Dès lors, et quels que soient les motifs invoqués par sa fille, dans des courriels et courriers adressés postérieurement aux notaires des parties, pour expliquer ce refus, l'existence d'un accord non équivoque de la venderesse à la cession de la qualité d'acquéreur de son bien à la SCI Chrisnath par M. [D] n'est pas démontrée. En conséquence, la cession de la qualité d'acquéreur entre les appelants, pour l'achat du bien immobilier promis à M. [D], ne lui est pas opposable et la vente ne s'est donc pas formée au profit de la SCI Chrisnath. Le jugement déféré doit donc être confirmé en ce qu'il a rejeté l'ensemble des demandes de M. [D] et de la SCI Chrisnath portant sur la vente de l'immeuble de Mme [I] à cette SCI.

4°) Sur les demandes de dommages et intérêts

La cession de la qualité d'acquéreur à la vente de son bien immobilier n'étant pas opposable à Mme [I], aucune faute ne peut lui être reprochée, susceptible d'avoir causé un quelconque dommage à l'un ou l'autre des appelants.

Il en résulte que le jugement déféré doit également être confirmé en ce qu'il a rejeté les demandes de dommages et intérêts de M. [D] et de la SCI Chrisnath.

II - Sur la demande de dommages et intérêts de Mme [I]

Dans la situation présente, si les demandes de M. [D] et de la SCI Chrisnath sont toutes rejetées, rien ne caractérise de leur part une quelconque mauvaise foi, intention de nuire, voire même une légèreté blâmable ou une erreur grossière équipollente au dol, ce dont il résulte que l'exercice de leur action en justice contre Mme [I] ne constitue aucun abus de droit de leur part.

Par ailleurs, rien ne démontre que le long délai écoulé entre l'acceptation de l'offre d'achat de M. [D] par la venderesse et la date fixée pour la signature de la promesse synallagmatique de vente soit imputable à un comportement fautif de l'un ou l'autre des appelants, de même que l'absence de signature de cette convention ou la volonté d'y ajouter des clauses particulières, qui n'excédaient pas l'exercice normal de leurs droits.

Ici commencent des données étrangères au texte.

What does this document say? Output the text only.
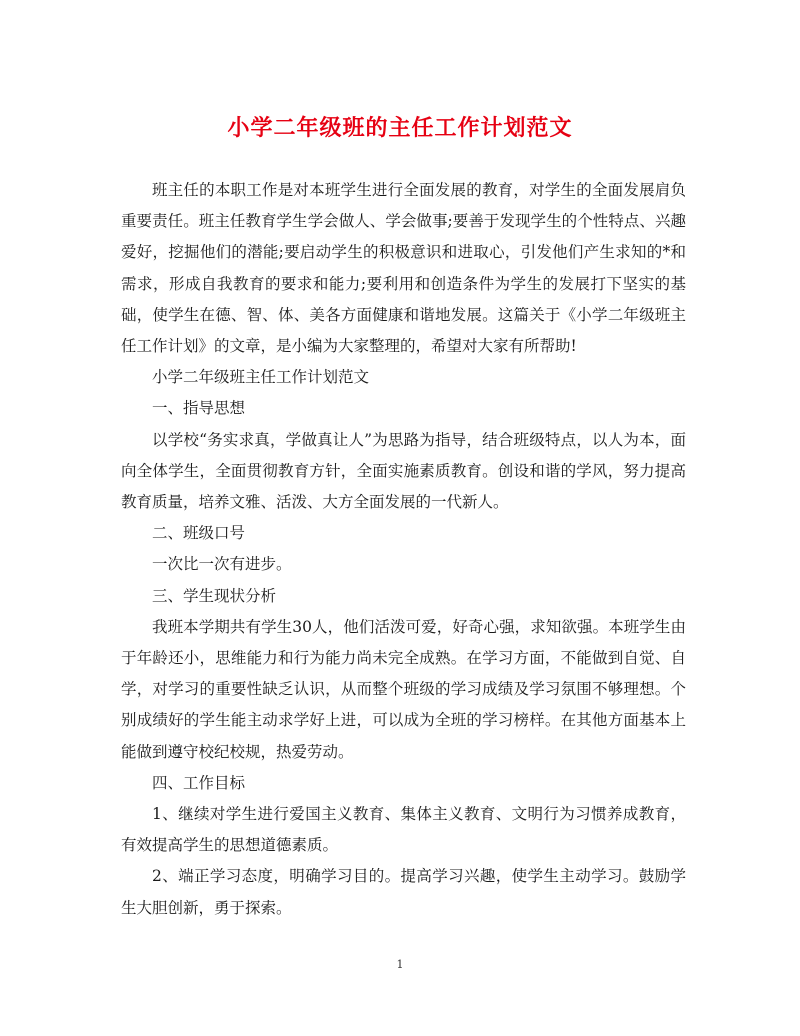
小学二年级班的主任工作计划范文

班主任的本职工作是对本班学生进行全面发展的教育，对学生的全面发展肩负重要责任。班主任教育学生学会做人、学会做事;要善于发现学生的个性特点、兴趣爱好，挖掘他们的潜能;要启动学生的积极意识和进取心，引发他们产生求知的*和需求，形成自我教育的要求和能力;要利用和创造条件为学生的发展打下坚实的基础，使学生在德、智、体、美各方面健康和谐地发展。这篇关于《小学二年级班主任工作计划》的文章，是小编为大家整理的，希望对大家有所帮助!

小学二年级班主任工作计划范文

一、指导思想

以学校“务实求真，学做真让人”为思路为指导，结合班级特点，以人为本，面向全体学生，全面贯彻教育方针，全面实施素质教育。创设和谐的学风，努力提高教育质量，培养文雅、活泼、大方全面发展的一代新人。

二、班级口号

一次比一次有进步。

三、学生现状分析

我班本学期共有学生30人，他们活泼可爱，好奇心强，求知欲强。本班学生由于年龄还小，思维能力和行为能力尚未完全成熟。在学习方面，不能做到自觉、自学，对学习的重要性缺乏认识，从而整个班级的学习成绩及学习氛围不够理想。个别成绩好的学生能主动求学好上进，可以成为全班的学习榜样。在其他方面基本上能做到遵守校纪校规，热爱劳动。

四、工作目标

1、继续对学生进行爱国主义教育、集体主义教育、文明行为习惯养成教育，有效提高学生的思想道德素质。

2、端正学习态度，明确学习目的。提高学习兴趣，使学生主动学习。鼓励学生大胆创新，勇于探索。

1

En conséquence, la demande de dommages et intérêts de Mme [I] est infondée et le jugement déféré doit être confirmé en ce qu'il l'a rejetée.

III - Sur les dépens et les frais non compris dans les dépens

Le jugement déféré étant confirmé en ses dispositions principales, il le sera également en ses dispositions relatives aux dépens et aux frais exclus des dépens de première instance.

Pour les mêmes motifs, les appelants assumeront les dépens d'appel et seront déboutés de leurs demandes fondées sur les dispositions de l'article 700 du code de procédure civile, au titre des frais non compris dans les dépens qu'ils ont engagés en appel. En revanche, ils seront condamnés au même titre et sur le même fondement à régler à Mme [I] la somme de 2 000 euros sur le fondement de l'article 700 du code de procédure civile.

PAR CES MOTIFS

La cour, statuant contradictoirement, publiquement, par mise à disposition de l'arrêt au greffe, conformément aux dispositions de l'article 450, alinéa 2 du code de procédure civile,

CONFIRME en toutes ses dispositions le jugement rendu entre les parties le 16 novembre 2021 par le tribunal judiciaire de Strasbourg rectifié par le jugement du 25 janvier 2022,

CONDAMNE M. [U] [D] et la SCI Chrisnath aux dépens d'appel,

REJETTE la demande de M. [U] [D] et de la SCI Chrisnath fondée sur les dispositions de l'article 700 du code de procédure civile, au titre des frais exclus des dépens qu'ils ont engagés en appel,

CONDAMNE in solidum M . [U] [D] et la SCI Chrisnath à régler à Mme [O] [I] la somme de 2 000,00 (deux mille) euros sur le fondement de l'article 700 du code de procédure civile.